Even if species can evolve, the idea that living organisms began from completely non-living matter doesn't have any concrete evidence backing it up, as it can't be replicated.

Even if that could happen, what if you suddenly had 1 lone, single celled organism suddenly spring to life? What do you suppose happens next? Oh right, it dies. it doesn't reproduce for generations until it becomes more advanced. How would it?

It's interesting about things that evolve. They generally evolve for the good of the planet, not the good of themselves.

Horrible BP Oil spill in the gulf of mexico? Oh look, some bacteria at some point evolved to break down and consume crude oil.

http://www.sciencedaily.com/releases/2013/04/130408152733.htm

Terrible nuclear disaster at Chernobyl? Apparently some fungi evolved as some point to eat harmful radiation.

http://www.sciencedaily.com/releases/2007/05/070522210932.htm

We have a world full of creatures whose apparent evolutions contribute to the sustained balance of the planet. Physical laws are the same. Liquids grow more dense as it gets colder... except water. It grows more dense to a point, but when it reaches freezing temperature, it instead expands, causeing ice to float, and thus create a protective layer at the top of bodies of water, instead of turning lakes and rivers into huge blocks of ice and killing everything in them. 

Actually, how people feel reminds me of a short story Asimov wrote. 2 guys arrive at a space station, and the robotic crew is led by a robot that doesn't believe the humans tales of the outside universe. He's not interested in their lies, and doesn't believe that these crude beings could have invented something like him. In the end they let him believe what he wants because he's still doing his job.  (just looked it up, it was called 'Reason') It seems like the story is showing the atheist view of the world. The Robots demanded absolute proof, right then and there, that they had been created by humans, otherwise, why should they believe it? They were logical, reasoning beings, but as far as they were concerned, the space station had been there since before they had come into existence, and always would be. They weren't entirely sure of the other details, but one thing they were sure of - that these fragile, flawed biological organisms weren't responsible for their existence. In the end, the crew left them to their ignorance (not even bothering to collect proof and send it later). It's funny, because Asimov was an athiest, and yet his story seemed like it was poking fun at their views.

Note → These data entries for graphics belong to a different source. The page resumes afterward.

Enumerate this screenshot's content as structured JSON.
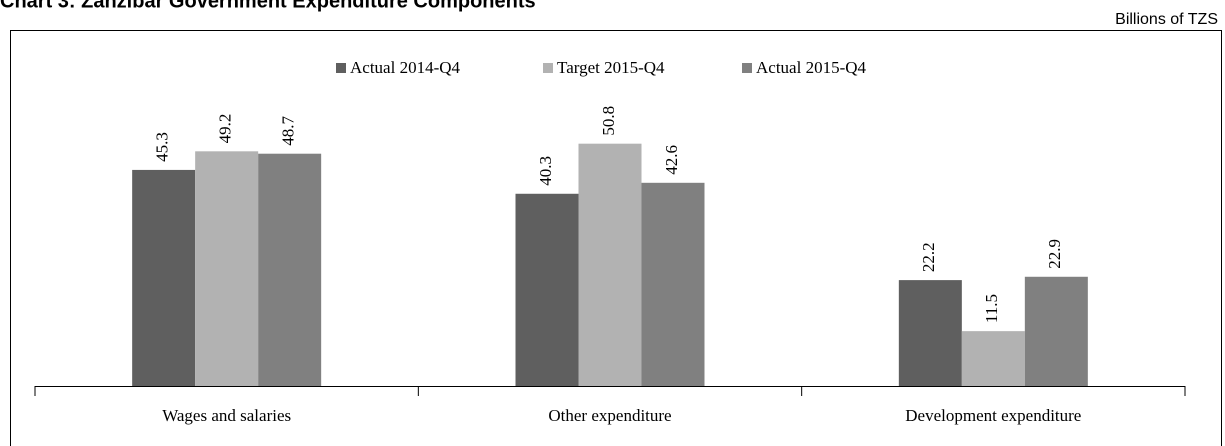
{
  "chart_data": {
    "type": "bar",
    "title": "Chart 3: Zanzibar Government Expenditure Components",
    "unit_label": "Billions of TZS",
    "categories": [
      "Wages and salaries",
      "Other expenditure",
      "Development expenditure"
    ],
    "series": [
      {
        "name": "Actual 2014-Q4",
        "color": "#5f5f5f",
        "values": [
          45.3,
          40.3,
          22.2
        ]
      },
      {
        "name": "Target 2015-Q4",
        "color": "#b2b2b2",
        "values": [
          49.2,
          50.8,
          11.5
        ]
      },
      {
        "name": "Actual 2015-Q4",
        "color": "#808080",
        "values": [
          48.7,
          42.6,
          22.9
        ]
      }
    ],
    "legend": "top"
  }
}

Go back to study biology and see the theory of the "soup of life" and how it was reproduced in lab... basically show organic chemic components bonding together and becoming unicelular organism that reproduced.

Good example - except these experiments can't be replicated, and even those results were an organism (or so it's claimed) that immediately died. Even in a controlled environment they can't kick start the sustained life of a single celled organism.